What if our youth ministries, what if our churches, what if our faith communities had the magnetic pull that Glee had for so many?  I really believe that kids vote with their presence, meaning, if our ministries even remotely smell like the shallow offerings the world has to offer they will not partake of it.  I believe in my core that youth will choose that which is most compelling.  We love to blame the youth for being apathetic regarding their spiritual growth and commitment to their faith but what if it wasn’t them?  What if it was our ministries?  What if we created deep ministries, like Glee, where students who felt they weren’t wanted anywhere could find a place to belong?  What if they were safe communities where they could let down their guard and be real and honest about the things in their lives that are important and troubling to them, issues like depression, stress, sexuality, self-injury, self-image, or their futures?  What if they felt they mattered because we loved them in spite of what they do and not just because they jump through our hoops and fit our mold of what we think they should be?  What if there were a number of adults who would commit to walking alongside them, regardless of how difficult it became?  What if our ministries were places of real hope that pointed to the Source of all hope? How is it that Glee has been kicking our butts when it comes to influencing and reaching our kids?  And I don’t buy the line, “Because it appeals to their fleshly desires” or what ever version of that sentiment might be.  I think it is because it speaks to the longings that are most important to youth and it does so in a meaningful way.

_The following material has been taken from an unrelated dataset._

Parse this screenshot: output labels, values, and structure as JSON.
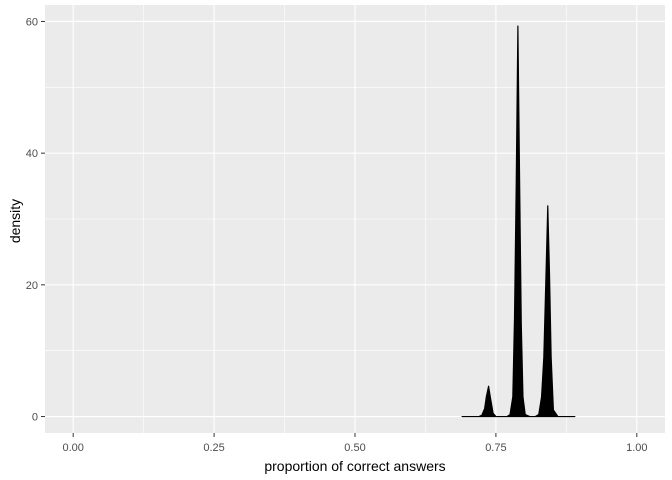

My heart is broken for Cory Monteith.  It’s broken because in spite of the Glee’s efforts to create the world described above, it still falls short.  Cory’s death is a reminder to us all that this world is broken and God’s children, apart from Him, are broken.  It reminds me that when we seek the satisfaction of those deep longings apart from Christ the world will always come up short.  I pray that our ministries are a place where the deepest longings of our hearts are fully satisfied through our ever growing relationship with Christ and His body.  It is there and only there we might experience the Kingdom on earth, as it is in heaven.